– Не напоминай мне об этом изверге! – воскликнул следователь, – он уж точно бы сварганил из этой Майской на снимках майскую розу.
– И чем тебе не угодил Легкоступов, не пойму, – улыбнулась Мирослава.
Наполеонов бросил на Мирославу такой кислый взгляд, что ей показалось, что она только что съела целый лимон.
– Молчу, молчу, – улыбнулась она.
Хотя полицейский фотограф Валерьян Легкоступов был удивительным фотографом.
Все сходились на том, что ему нужно работать не в полиции, а в модельных агентствах и салонах, запечатлевая на плёнки первых красавиц мира.
Но Легкоступов из полиции уходить не собирался и намеривался ещё долго доводить до белого каленья оперов и следователей своими высокохудожественными снимками с мест преступлений.
– А у убитой были дети? – спросила Мирослава.
– Нет.
– А родственники?
– Муж четвёртый по счёту от неё сбежал. Мать умерла. Отец, вроде тоже спасся бегством.
– Про него вообще ничего неизвестно?
– Старожилы, которые помнят его, говорят, что он был весёлым, компанейским человеком.
– Он может быть жив. Может быть живой и бабушка.
– Это, навряд ли, – покачал головой Наполеонов и проговорился, – я на всякий случай старый адресок Терезиной бабушки раздобыл.
Мирослава сделала вид, что не заметила его оговорки и сказала, – может дальние родственники есть.
– Она богатая? – неожиданно спросил Миндаугас.
– Ты это к чему? – поинтересовалась Мирослава.
– Дальние родственники находятся в том случае, – пояснил свою мысль Морис, – если есть, что наследовать.

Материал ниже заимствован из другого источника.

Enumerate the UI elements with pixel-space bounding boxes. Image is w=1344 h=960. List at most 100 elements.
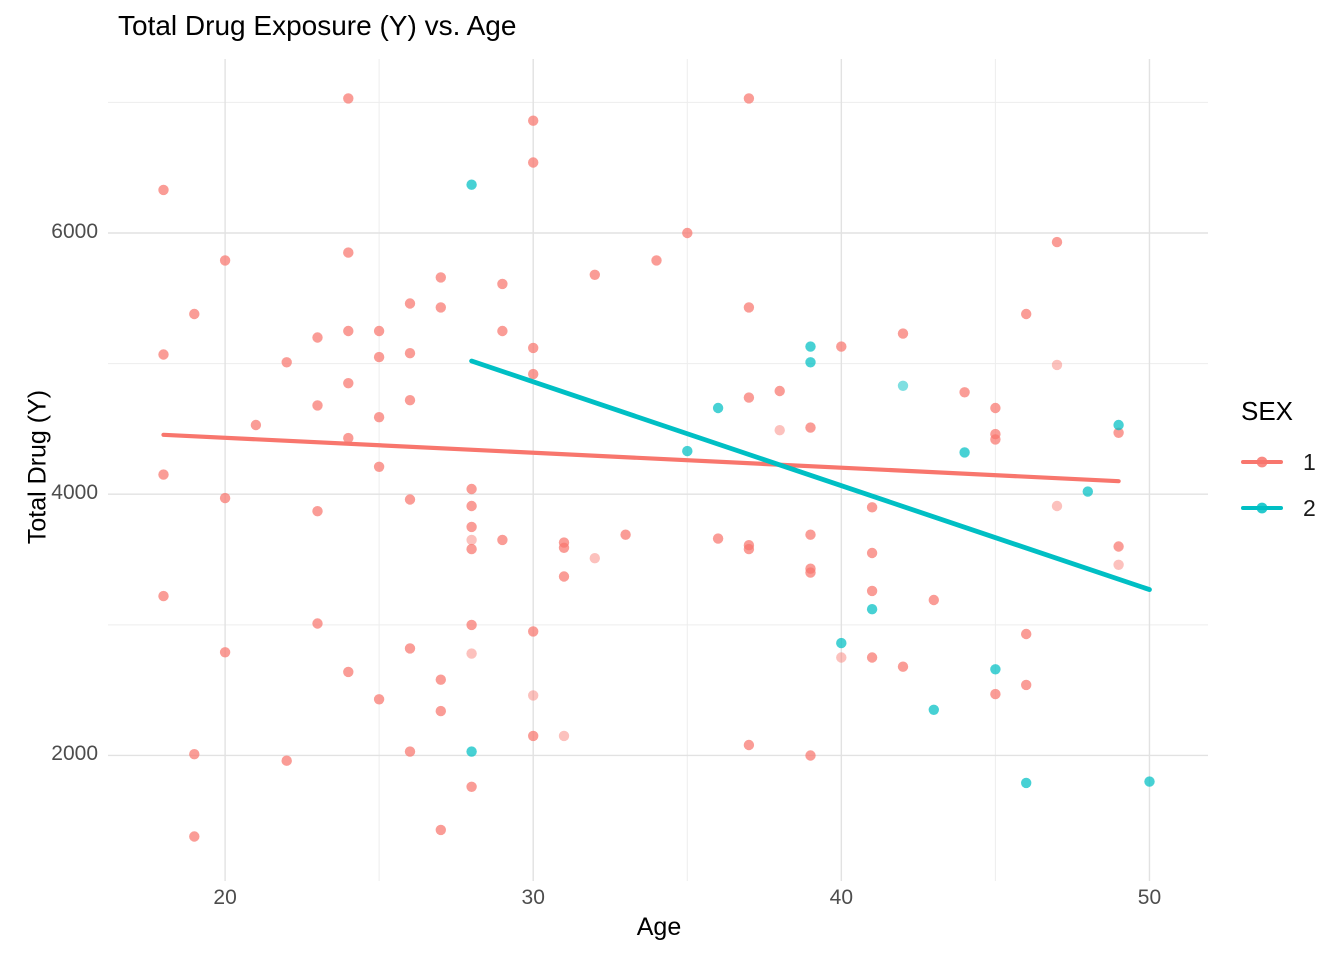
data-point-sex1 [497,325,508,337]
data-point-sex1 [1020,679,1032,691]
data-point-sex1 [219,255,231,266]
data-point-sex1 [158,469,169,480]
data-point-sex1 [281,755,292,766]
data-point-sex1 [897,328,909,339]
data-point-sex2 [1144,776,1155,787]
data-point-sex1 [435,705,446,717]
data-point-sex1 [497,278,508,290]
x-tick-label: 30 [521,886,545,909]
data-point-sex1 [836,341,847,352]
data-point-sex1 [528,342,539,354]
legend-item-sex2: 2 [1241,495,1316,521]
legend-item-sex1: 1 [1241,449,1316,475]
data-point-sex1 [404,746,416,757]
data-point-sex1 [928,594,939,606]
data-point-sex1 [312,400,323,411]
data-point-sex1 [158,590,169,602]
legend-title: SEX [1241,396,1294,426]
x-axis-title: Age [636,913,682,941]
data-point-sex1 [189,308,200,320]
x-tick-label: 40 [829,886,853,909]
data-point-sex1 [404,348,416,359]
data-point-sex1 [1113,541,1124,552]
data-point-sex1 [1020,628,1032,640]
data-point-sex1 [373,461,385,472]
y-tick-label: 6000 [51,219,98,243]
y-tick-label: 4000 [51,481,98,505]
data-point-sex2 [866,604,878,615]
data-point-sex1 [435,674,446,685]
data-point-sex1 [743,543,755,555]
data-point-sex1 [466,500,477,512]
data-point-sex2 [836,637,847,649]
data-point-sex2 [897,380,909,391]
data-point-sex1 [466,521,477,533]
data-point-sex1 [990,688,1001,700]
data-point-sex1 [743,302,755,313]
data-point-sex1 [435,302,446,313]
data-point-sex2 [805,341,816,352]
data-point-sex1 [897,661,909,672]
data-point-sex1 [373,412,385,423]
trend-line-sex2 [469,358,1152,592]
data-point-sex1 [312,332,323,343]
data-point-sex1 [1051,500,1063,512]
data-point-sex1 [466,781,477,792]
data-point-sex1 [990,402,1001,414]
data-point-sex2 [959,447,970,458]
data-point-sex1 [404,643,416,654]
data-point-sex1 [866,652,878,663]
data-point-sex1 [373,325,385,337]
data-point-sex1 [866,547,878,559]
data-point-sex1 [620,529,631,540]
data-point-sex1 [589,269,600,280]
data-point-sex1 [743,392,755,403]
data-point-sex1 [774,425,785,436]
data-point-sex1 [343,666,354,678]
trend-line-sex1 [161,432,1121,484]
legend-key-line-dot-icon [1241,456,1283,468]
data-point-sex1 [312,506,323,517]
x-tick-label: 50 [1137,886,1162,909]
data-point-sex1 [435,824,446,836]
data-point-sex1 [558,542,570,553]
data-point-sex1 [404,494,416,505]
data-point-sex1 [219,647,231,658]
data-point-sex1 [651,255,662,266]
data-point-sex1 [373,694,385,705]
data-point-sex2 [805,357,816,368]
data-point-sex1 [743,739,755,751]
data-point-sex1 [866,502,878,513]
data-point-sex2 [712,402,724,414]
y-tick-label: 2000 [51,742,98,766]
data-point-sex1 [219,492,231,504]
data-point-sex1 [343,325,354,337]
data-point-sex2 [990,664,1001,675]
data-point-sex1 [805,750,816,761]
data-point-sex1 [836,652,847,663]
data-point-sex1 [743,93,755,104]
data-point-sex1 [805,422,816,433]
data-point-sex1 [805,529,816,540]
data-point-sex1 [589,553,600,564]
data-point-sex1 [959,387,970,398]
data-point-sex1 [1113,427,1124,438]
data-point-sex1 [1051,236,1063,248]
data-point-sex1 [343,93,354,104]
data-point-sex1 [497,534,508,546]
data-point-sex1 [682,227,693,239]
data-point-sex1 [189,749,200,760]
data-point-sex1 [189,831,200,842]
data-point-sex1 [466,648,477,659]
data-point-sex2 [466,746,477,757]
data-point-sex1 [866,585,878,597]
legend-label-sex1: 1 [1303,448,1316,475]
data-point-sex1 [466,619,477,631]
x-tick-label: 20 [213,886,237,909]
data-point-sex1 [466,543,477,555]
data-point-sex1 [343,247,354,258]
data-point-sex1 [404,395,416,406]
data-point-sex1 [1051,359,1063,371]
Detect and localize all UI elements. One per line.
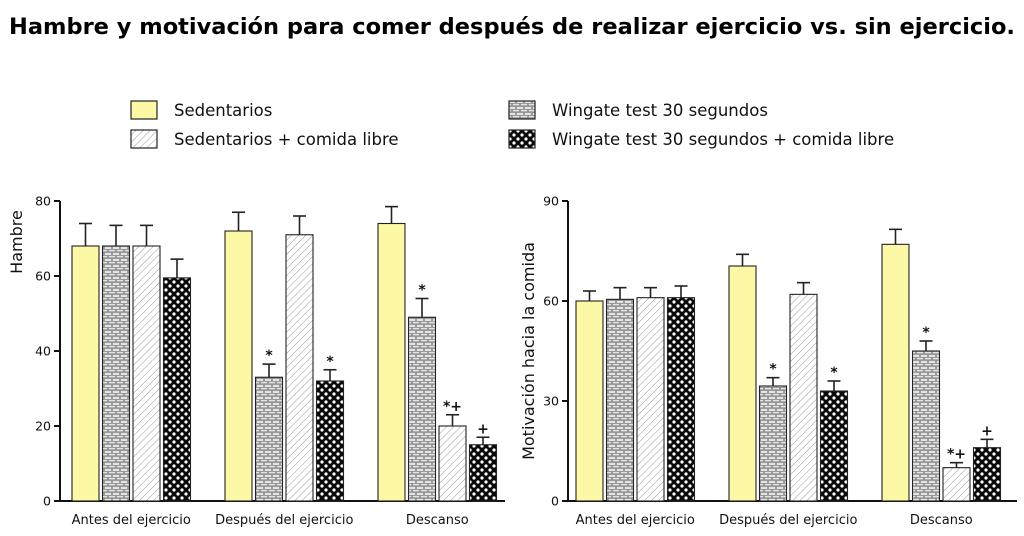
legend-item-wingate: Wingate test 30 segundos bbox=[508, 99, 768, 121]
bar-sedentarios bbox=[71, 245, 100, 502]
significance-marker: + bbox=[981, 423, 993, 439]
bar-wingate-comida-libre bbox=[315, 380, 345, 502]
bar-sedentarios-comida-libre bbox=[789, 293, 818, 502]
y-tick-label: 90 bbox=[543, 194, 559, 209]
legend-item-sedentarios: Sedentarios bbox=[130, 99, 272, 121]
x-category-label: Descanso bbox=[406, 513, 469, 528]
x-category-label: Después del ejercicio bbox=[215, 513, 353, 528]
bar-wingate-comida-libre bbox=[468, 444, 498, 502]
significance-marker: * bbox=[418, 283, 426, 299]
bar-wingate bbox=[911, 350, 941, 502]
bar-sedentarios bbox=[224, 230, 253, 502]
legend-label: Sedentarios bbox=[174, 100, 273, 120]
y-tick-label: 30 bbox=[543, 394, 559, 409]
legend-item-sedentarios-comida-libre: Sedentarios + comida libre bbox=[130, 128, 399, 150]
bar-sedentarios-comida-libre bbox=[285, 234, 314, 502]
significance-marker: * bbox=[830, 365, 838, 381]
food-motivation-chart: 0 30 60 90 Motivación hacia la comida Antes d… bbox=[519, 194, 1017, 528]
bar-sedentarios bbox=[377, 222, 406, 502]
x-category-label: Antes del ejercicio bbox=[576, 513, 695, 528]
significance-marker: *+ bbox=[947, 447, 966, 463]
significance-marker: * bbox=[769, 362, 777, 378]
bar-wingate bbox=[407, 316, 437, 502]
y-tick-label: 0 bbox=[43, 494, 51, 509]
y-axis-label: Hambre bbox=[7, 210, 26, 274]
bar-sedentarios bbox=[881, 243, 910, 502]
bar-wingate bbox=[254, 376, 284, 502]
bar-sedentarios bbox=[575, 300, 604, 502]
significance-marker: * bbox=[265, 348, 273, 364]
x-category-label: Descanso bbox=[910, 513, 973, 528]
legend-swatch-solid-icon bbox=[130, 100, 158, 120]
hunger-chart: 0 20 40 60 80 Hambre Antes del ejercicio * * Desp… bbox=[7, 194, 505, 528]
significance-marker: * bbox=[922, 325, 930, 341]
chart-title: Hambre y motivación para comer después d… bbox=[9, 14, 1015, 40]
bar-wingate bbox=[101, 245, 131, 502]
y-tick-label: 40 bbox=[35, 344, 51, 359]
bar-wingate-comida-libre bbox=[666, 297, 696, 502]
bar-wingate bbox=[605, 298, 635, 502]
significance-marker: * bbox=[326, 354, 334, 370]
bar-wingate-comida-libre bbox=[972, 447, 1002, 502]
y-tick-label: 0 bbox=[551, 494, 559, 509]
y-tick-label: 60 bbox=[543, 294, 559, 309]
legend-label: Sedentarios + comida libre bbox=[174, 129, 399, 149]
legend-swatch-hatch-icon bbox=[130, 129, 158, 149]
bar-sedentarios bbox=[728, 265, 757, 502]
significance-marker: *+ bbox=[443, 399, 462, 415]
bar-sedentarios-comida-libre bbox=[438, 425, 467, 502]
x-category-label: Después del ejercicio bbox=[719, 513, 857, 528]
significance-marker: + bbox=[477, 421, 489, 437]
legend-label: Wingate test 30 segundos bbox=[552, 100, 768, 120]
legend-swatch-dots-icon bbox=[508, 129, 536, 149]
x-category-label: Antes del ejercicio bbox=[72, 513, 191, 528]
y-tick-label: 80 bbox=[35, 194, 51, 209]
legend-swatch-brick-icon bbox=[508, 100, 536, 120]
bar-sedentarios-comida-libre bbox=[132, 245, 161, 502]
bar-sedentarios-comida-libre bbox=[636, 297, 665, 502]
y-axis-label: Motivación hacia la comida bbox=[519, 242, 538, 460]
bar-wingate bbox=[758, 385, 788, 502]
bar-wingate-comida-libre bbox=[819, 390, 849, 502]
legend-item-wingate-comida-libre: Wingate test 30 segundos + comida libre bbox=[508, 128, 894, 150]
bar-wingate-comida-libre bbox=[162, 277, 192, 502]
y-tick-label: 60 bbox=[35, 269, 51, 284]
y-tick-label: 20 bbox=[35, 419, 51, 434]
bar-sedentarios-comida-libre bbox=[942, 467, 971, 502]
legend-label: Wingate test 30 segundos + comida libre bbox=[552, 129, 895, 149]
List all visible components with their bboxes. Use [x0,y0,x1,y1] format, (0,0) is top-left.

Мирослава перевела вопросительный взгляд на Наполеонова.
– Пока не знаю
– Узнай. И ищи родню.
– Думаешь из-за наследства?
– Не знаю, – пожала плечами Мирослава.
– А я думаю, что её за поганый язык кто-то сгоряча прибил, – вздохнул следователь, – потому, как медэксперт хоть и обещал уточнения после вскрытия, но намекнул, что сама она затылком о край комода ударилась. Кто-то очень сильно её толкнул.
– Всё может быть.
– Искать нужно мужчину, – заметил Морис.
– Почему именно мужчину? – удивился следователь.
– Ты же сам сказал, что её сильно толкнули.
– Эх, Миндаугас, ты ещё не знаешь силу наших русских женщин. Такие есть силачки!
Следователь заметно оживился, – вот мне приятель из Гузова рассказывал, у них уазик застрял зимой на просёлочной дороге и ни туда, ни сюда. Шестеро мужиков корячились минут тридцать. А тут идёт баба, на горбу у неё мешок, то ли с картошкой, то ли ещё с чем. Мешок сбросила, подошла и говорит, – мужики, отойдите, не мельтешите тут. Навалилась на машину сзади, поднапряглась и что ты думаешь, уазик зарычал, выбрался из выбоины и поехал. А она мешок на плечо и пошла своим путём.
– Так, что есть женщины в русских селеньях, – подытожил Наполеонов.
С ним, а тем более с классиком русской литературы спорить никто не стал.
На следующее утро следователь решил сам съездить по адресу бабушки Терезы.
Сиреневый пятачок существовал до сих пор. Никто из застройщиков не положил глаз на маленькую улочку почти на самой окраине города.
К удивлению следователя дом 15 выглядел не покосившейся развалюхой, а хорошеньким, хоть и небольшим деревянным домиком, выкрашенным зелёной краской. Белые наличники придавали ему праздничный вид неунывающего старожила, не собирающегося пасовать перед натиском ультрасовременных новостроек.
Впрочем, и другие домики, находящиеся на этой улочке выглядели опрятными, а их небольшие участки ухоженными.
Наполеонов открыл калитку, огляделся, сторожевого пса не было видно.
Пройдя по мощёной плитками дорожке, следователь поднялся на крыльцо и нажал на звонок.